Abstract

The article focuses on two Dutch doctors – the Boate brothers, Arnold (1606-1653) and Gerard (1604-1650) – medical graduates of Leiden University who moved to London in 1630 to work as practising physicians. The brothers contributed to diverse forms of knowledge as part of the new science, including agriculture, anatomy, entomology, geography, industrial history, medicine, metallurgy, mineralogy and theology, but are known primarily for Gerard’s posthumously published ground-breaking book, Irelands Naturall History (1652) for which Arnold did the spadework. The Boates collaborated on some of the most important intellectual enterprises of the seventeenth century, and worked alongside the leading intellectuals of the period, including innovative Irish thinkers James Ussher and Robert Boyle, and Samuel Hartlib, mainspring of a major knowledge network.
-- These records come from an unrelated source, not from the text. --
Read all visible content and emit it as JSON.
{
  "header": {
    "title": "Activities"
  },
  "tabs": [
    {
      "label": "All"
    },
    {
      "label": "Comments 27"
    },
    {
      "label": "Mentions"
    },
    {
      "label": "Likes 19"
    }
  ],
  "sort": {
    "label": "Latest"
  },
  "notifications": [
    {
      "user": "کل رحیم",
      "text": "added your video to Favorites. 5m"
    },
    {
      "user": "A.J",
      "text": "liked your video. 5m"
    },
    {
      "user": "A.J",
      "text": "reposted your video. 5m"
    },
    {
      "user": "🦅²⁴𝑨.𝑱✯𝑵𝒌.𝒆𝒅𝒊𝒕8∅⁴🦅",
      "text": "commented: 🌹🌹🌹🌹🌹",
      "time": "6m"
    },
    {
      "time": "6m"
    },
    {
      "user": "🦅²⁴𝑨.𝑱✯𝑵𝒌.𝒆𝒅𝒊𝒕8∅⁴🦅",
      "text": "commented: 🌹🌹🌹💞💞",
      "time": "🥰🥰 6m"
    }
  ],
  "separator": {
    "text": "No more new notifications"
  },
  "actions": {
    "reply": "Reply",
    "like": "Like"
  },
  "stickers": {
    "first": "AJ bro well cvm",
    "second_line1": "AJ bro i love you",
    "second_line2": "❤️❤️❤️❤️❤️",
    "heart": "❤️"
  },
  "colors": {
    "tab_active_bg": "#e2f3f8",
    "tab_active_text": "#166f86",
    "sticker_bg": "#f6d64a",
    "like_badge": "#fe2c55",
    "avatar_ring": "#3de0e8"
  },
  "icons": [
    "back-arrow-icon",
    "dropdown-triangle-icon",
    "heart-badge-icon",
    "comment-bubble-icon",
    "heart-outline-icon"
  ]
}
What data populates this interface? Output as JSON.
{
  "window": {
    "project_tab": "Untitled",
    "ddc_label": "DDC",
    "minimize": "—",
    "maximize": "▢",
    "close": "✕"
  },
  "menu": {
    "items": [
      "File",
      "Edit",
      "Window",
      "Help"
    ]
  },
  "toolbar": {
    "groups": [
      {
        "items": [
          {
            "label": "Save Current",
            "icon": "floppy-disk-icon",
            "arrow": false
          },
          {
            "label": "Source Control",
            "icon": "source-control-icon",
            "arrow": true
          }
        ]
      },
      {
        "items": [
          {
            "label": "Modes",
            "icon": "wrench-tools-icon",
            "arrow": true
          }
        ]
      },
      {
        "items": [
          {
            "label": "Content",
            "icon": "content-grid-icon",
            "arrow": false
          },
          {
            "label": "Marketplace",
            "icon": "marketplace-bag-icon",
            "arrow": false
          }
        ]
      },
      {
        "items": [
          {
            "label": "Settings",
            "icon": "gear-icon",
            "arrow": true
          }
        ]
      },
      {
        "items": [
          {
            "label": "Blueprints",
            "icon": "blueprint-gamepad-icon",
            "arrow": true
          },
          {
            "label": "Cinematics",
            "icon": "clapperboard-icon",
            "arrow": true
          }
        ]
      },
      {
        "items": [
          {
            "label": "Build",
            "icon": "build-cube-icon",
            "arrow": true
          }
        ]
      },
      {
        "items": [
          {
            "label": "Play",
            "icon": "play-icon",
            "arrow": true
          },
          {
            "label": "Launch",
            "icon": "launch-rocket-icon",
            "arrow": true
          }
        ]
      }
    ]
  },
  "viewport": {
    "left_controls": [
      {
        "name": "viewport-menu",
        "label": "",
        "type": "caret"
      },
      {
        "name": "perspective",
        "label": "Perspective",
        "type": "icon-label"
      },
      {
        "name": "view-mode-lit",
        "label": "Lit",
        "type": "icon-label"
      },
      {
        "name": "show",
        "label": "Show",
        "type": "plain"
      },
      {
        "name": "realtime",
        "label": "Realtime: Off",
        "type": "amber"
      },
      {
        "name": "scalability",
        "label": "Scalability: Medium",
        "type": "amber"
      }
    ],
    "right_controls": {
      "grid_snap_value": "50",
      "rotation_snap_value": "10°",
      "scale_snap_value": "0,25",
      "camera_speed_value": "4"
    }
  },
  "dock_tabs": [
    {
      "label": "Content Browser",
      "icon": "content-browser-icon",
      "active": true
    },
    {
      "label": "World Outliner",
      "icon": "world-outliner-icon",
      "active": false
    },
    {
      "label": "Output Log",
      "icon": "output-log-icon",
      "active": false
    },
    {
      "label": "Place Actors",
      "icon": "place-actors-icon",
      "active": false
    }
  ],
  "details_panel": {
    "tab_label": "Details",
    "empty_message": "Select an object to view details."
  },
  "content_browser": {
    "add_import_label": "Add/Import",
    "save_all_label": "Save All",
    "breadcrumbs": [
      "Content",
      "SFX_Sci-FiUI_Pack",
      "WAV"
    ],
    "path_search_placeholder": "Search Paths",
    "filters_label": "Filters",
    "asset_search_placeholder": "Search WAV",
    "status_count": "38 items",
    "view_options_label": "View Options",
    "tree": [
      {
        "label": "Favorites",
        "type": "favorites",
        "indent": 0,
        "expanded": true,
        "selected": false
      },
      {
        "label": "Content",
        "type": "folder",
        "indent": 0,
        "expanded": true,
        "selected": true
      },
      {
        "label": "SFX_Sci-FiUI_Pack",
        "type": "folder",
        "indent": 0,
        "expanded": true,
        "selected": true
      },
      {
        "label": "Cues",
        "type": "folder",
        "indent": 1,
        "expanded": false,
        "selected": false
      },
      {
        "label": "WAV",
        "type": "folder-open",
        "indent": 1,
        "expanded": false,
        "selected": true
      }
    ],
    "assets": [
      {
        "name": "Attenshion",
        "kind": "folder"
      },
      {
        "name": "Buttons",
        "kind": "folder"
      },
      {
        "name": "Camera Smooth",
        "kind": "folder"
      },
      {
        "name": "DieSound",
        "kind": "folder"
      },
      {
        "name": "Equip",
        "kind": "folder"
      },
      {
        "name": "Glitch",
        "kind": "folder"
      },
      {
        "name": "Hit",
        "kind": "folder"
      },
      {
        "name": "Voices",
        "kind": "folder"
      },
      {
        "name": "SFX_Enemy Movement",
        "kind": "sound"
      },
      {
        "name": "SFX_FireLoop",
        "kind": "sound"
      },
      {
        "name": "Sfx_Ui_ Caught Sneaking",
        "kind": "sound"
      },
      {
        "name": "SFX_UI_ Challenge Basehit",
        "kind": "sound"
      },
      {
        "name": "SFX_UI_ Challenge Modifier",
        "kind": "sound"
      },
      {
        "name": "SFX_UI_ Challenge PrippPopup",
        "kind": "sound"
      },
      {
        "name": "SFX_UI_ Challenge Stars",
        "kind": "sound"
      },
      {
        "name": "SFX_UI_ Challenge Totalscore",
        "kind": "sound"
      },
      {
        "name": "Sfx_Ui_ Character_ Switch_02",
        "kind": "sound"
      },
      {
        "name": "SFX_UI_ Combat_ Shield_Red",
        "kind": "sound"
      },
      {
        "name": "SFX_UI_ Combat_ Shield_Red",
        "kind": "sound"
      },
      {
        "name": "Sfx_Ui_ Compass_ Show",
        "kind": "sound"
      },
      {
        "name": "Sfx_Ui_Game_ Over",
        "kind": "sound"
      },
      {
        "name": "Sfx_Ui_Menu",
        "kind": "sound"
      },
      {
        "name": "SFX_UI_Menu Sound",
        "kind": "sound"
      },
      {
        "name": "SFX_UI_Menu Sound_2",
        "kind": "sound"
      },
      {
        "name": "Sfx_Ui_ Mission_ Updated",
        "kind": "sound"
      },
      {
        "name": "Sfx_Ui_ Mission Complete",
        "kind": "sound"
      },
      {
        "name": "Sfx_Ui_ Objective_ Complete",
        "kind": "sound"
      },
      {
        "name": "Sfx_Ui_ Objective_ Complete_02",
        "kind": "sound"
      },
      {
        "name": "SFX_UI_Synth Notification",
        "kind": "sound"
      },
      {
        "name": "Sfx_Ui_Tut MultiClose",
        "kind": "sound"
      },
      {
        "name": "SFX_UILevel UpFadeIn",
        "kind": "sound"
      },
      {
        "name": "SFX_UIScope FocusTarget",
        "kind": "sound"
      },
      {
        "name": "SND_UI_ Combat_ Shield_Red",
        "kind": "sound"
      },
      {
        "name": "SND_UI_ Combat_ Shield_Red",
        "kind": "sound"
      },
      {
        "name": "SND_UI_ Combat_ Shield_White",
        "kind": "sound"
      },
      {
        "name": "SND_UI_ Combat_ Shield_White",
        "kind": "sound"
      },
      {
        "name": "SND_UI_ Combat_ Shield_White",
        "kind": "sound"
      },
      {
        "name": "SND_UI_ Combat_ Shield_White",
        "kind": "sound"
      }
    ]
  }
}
The Boates’ activities in Leiden, London, Dublin and Paris furnish a prototype for interdisciplinary engagement. The brothers were key members of multiple interlocking extra-institutional groupings. Active as part of a Baconian Office of Address and engaged both in the Hartlib Circle and the more shadowy Invisible College, they laboured in the seedbed of what would later become the Royal Society and the Dublin Philosophical Society. Irelands Naturall History is a model of the regional history that Francis Bacon saw as a vital branch of cosmography.